Diversifying risk enables PSG fund to shine
PSG WEALTH GLOBAL FLEXIBLE FUND OF FUNDS
- Raging Bull Award for the Best (FSCA-approved) Offshore Global Asset Allocation Fund on a Risk-adjusted Basis (for performance over five years to December 31, 2020)
PSG Wealth’s offshore funds of funds are domiciled in Malta, but the manager selection and research is handled by its multi-management team, based in Gauteng. The PSG Wealth Global Flexible Fund of Funds is denominated in US dollars, with another version of the fund denominated in British pounds.
The fund delivered 11.6% a year, after fees, in US dollars for the five years to the end of 2020. This compares favourably with the 4.9% a year of its benchmark, the average of its flexible global fund peers.
A fund of funds invests in other funds instead of directly in assets such as equities or bonds. Its portfolio in December 2020 was evenly spread across six underlying funds.
Henko Roos, the head of manager research at PSG Wealth, answered the following questions from Personal Finance:
Please outline your investment philosophy/strategy regarding the fund, taking into account how you go about selecting underlying funds.
The objective of the fund is to provide long-term capital appreciation through active management of a diversified portfolio of unconstrained global multi-asset funds. The emphasis is on equities, but there is no specific limit on the asset classes.
As a multi-manager, our responsibility is manager selection and portfolio construction. We implement a best-in-class principle – we select the adequate number of funds in each risk-profile category that we believe will consistently deliver above-average performance, and leave the asset allocation and stock selection calls to the fund managers. To achieve this, we focus on identifying skilled managers with a consistent record. We then combine different but complementary styles in an overall portfolio aimed at achieving a consistent return profile, while managing risk and ensuring competitive fees.
To what do you attribute your fund’s outperformance over the past few years, and specifically during the pandemic?
Over the past few years, we have seen a strong rally in global equities, particularly in the US and, as such, our more aggressive strategies, which had higher exposure to this part of the market, succeeded. Stock selection remains a key component in what we look for.
Looking at 2020, we held part of the portfolio in strategies that were positioned conservatively leading into the year. These strategies added significant returns by limiting drawdowns in the first quarter.

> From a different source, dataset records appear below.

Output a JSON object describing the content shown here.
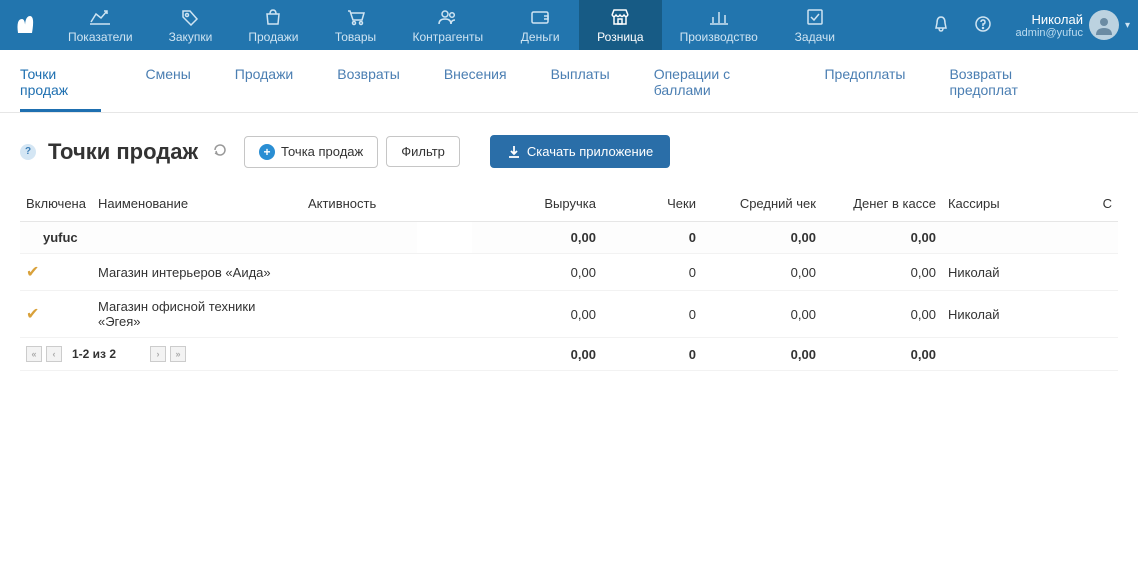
{
  "nav": [
    {
      "label": "Показатели"
    },
    {
      "label": "Закупки"
    },
    {
      "label": "Продажи"
    },
    {
      "label": "Товары"
    },
    {
      "label": "Контрагенты"
    },
    {
      "label": "Деньги"
    },
    {
      "label": "Розница"
    },
    {
      "label": "Производство"
    },
    {
      "label": "Задачи"
    }
  ],
  "user": {
    "name": "Николай",
    "login": "admin@yufuc"
  },
  "subnav": [
    "Точки продаж",
    "Смены",
    "Продажи",
    "Возвраты",
    "Внесения",
    "Выплаты",
    "Операции с баллами",
    "Предоплаты",
    "Возвраты предоплат"
  ],
  "page": {
    "title": "Точки продаж",
    "add_btn": "Точка продаж",
    "filter_btn": "Фильтр",
    "download_btn": "Скачать приложение"
  },
  "table": {
    "headers": {
      "enabled": "Включена",
      "name": "Наименование",
      "activity": "Активность",
      "revenue": "Выручка",
      "checks": "Чеки",
      "avg": "Средний чек",
      "cash": "Денег в кассе",
      "cashiers": "Кассиры",
      "last": "С"
    },
    "group": {
      "name": "yufuc",
      "revenue": "0,00",
      "checks": "0",
      "avg": "0,00",
      "cash": "0,00"
    },
    "rows": [
      {
        "name": "Магазин интерьеров «Аида»",
        "revenue": "0,00",
        "checks": "0",
        "avg": "0,00",
        "cash": "0,00",
        "cashier": "Николай"
      },
      {
        "name": "Магазин офисной техники «Эгея»",
        "revenue": "0,00",
        "checks": "0",
        "avg": "0,00",
        "cash": "0,00",
        "cashier": "Николай"
      }
    ],
    "total": {
      "revenue": "0,00",
      "checks": "0",
      "avg": "0,00",
      "cash": "0,00"
    },
    "pager": "1-2 из 2"
  }
}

As markets recovered, our more aggressively positioned strategies took advantage of various buying opportunities, resulting in strong upside capture in the latter part of the year. We attribute our success to getting the balance right between aggressive return-seeking strategies and those with defensive characteristics.
Were there any standouts in the portfolio?

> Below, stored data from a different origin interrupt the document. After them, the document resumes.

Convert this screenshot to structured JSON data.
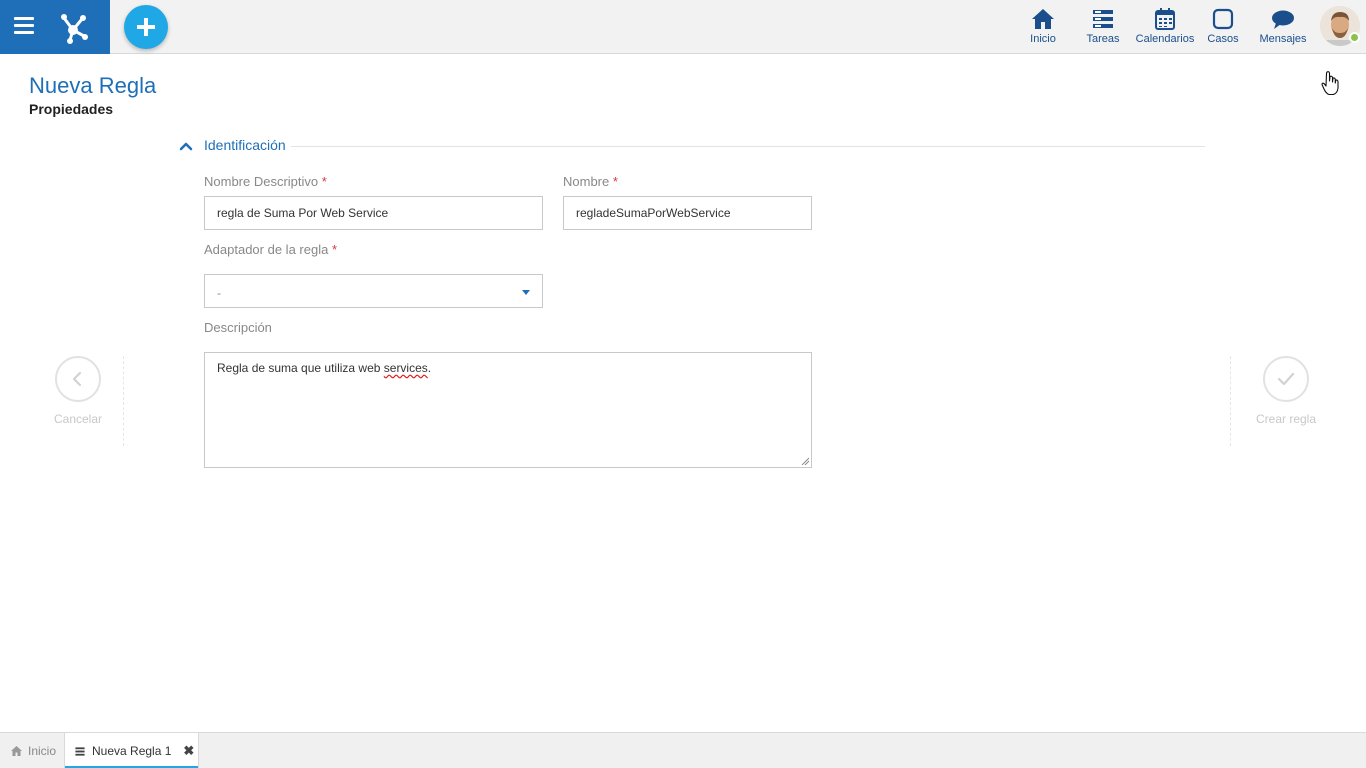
{
  "nav": {
    "items": [
      {
        "label": "Inicio",
        "icon": "home-icon"
      },
      {
        "label": "Tareas",
        "icon": "tasks-icon"
      },
      {
        "label": "Calendarios",
        "icon": "calendar-icon"
      },
      {
        "label": "Casos",
        "icon": "cases-icon"
      },
      {
        "label": "Mensajes",
        "icon": "messages-icon"
      }
    ]
  },
  "page": {
    "title": "Nueva Regla",
    "subtitle": "Propiedades"
  },
  "section": {
    "title": "Identificación",
    "expanded": true
  },
  "form": {
    "descriptive_name": {
      "label": "Nombre Descriptivo",
      "required_mark": "*",
      "value": "regla de Suma Por Web Service"
    },
    "name": {
      "label": "Nombre",
      "required_mark": "*",
      "value": "regladeSumaPorWebService"
    },
    "adapter": {
      "label": "Adaptador de la regla",
      "required_mark": "*",
      "value": "-"
    },
    "description": {
      "label": "Descripción",
      "value_prefix": "Regla de suma que utiliza web ",
      "value_misspelled": "services",
      "value_suffix": "."
    }
  },
  "actions": {
    "cancel_label": "Cancelar",
    "create_label": "Crear regla"
  },
  "tabs": {
    "home_label": "Inicio",
    "active_label": "Nueva Regla 1"
  },
  "colors": {
    "brand": "#1f6fb8",
    "accent": "#1fa7e6",
    "required": "#d9363e",
    "status_online": "#8bc34a"
  }
}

Within a fund of funds structure, there are always winners and losers on a relative basis. Strategies that positioned more defensively in cash or high-quality instruments were clear winners in the first half of the year. As the year progressed and volatility declined, active manager flexibility shone through with their ability to capture attractive opportunities in a discounted market. By the year-end, winning strategies were those with resilient holdings, high active-share and strong security selection.
How are you positioning the fund for the possibly challenging times ahead?
One of the key strengths of our approach is that we do not need to regularly make changes to our underlying managers. By engaging constantly with them and understanding their positioning, we maintain our conviction in their ability.
With an expectation for slowing economic activity over the first half of the 2021, due to the increased restrictions, investors will likely need to look towards the second half of the year, where the hopes of vaccine roll-outs could potentially see more positive sentiment improving market outcomes.
Central bank stimulus will continue to put downward pressure on interest rates, leaving them lower for longer; therefore, government bonds will offer limited potential returns.
Equity markets, although volatile, still offer a better long-term outcome, and therefore the portfolio remains tilted to higher equity exposure.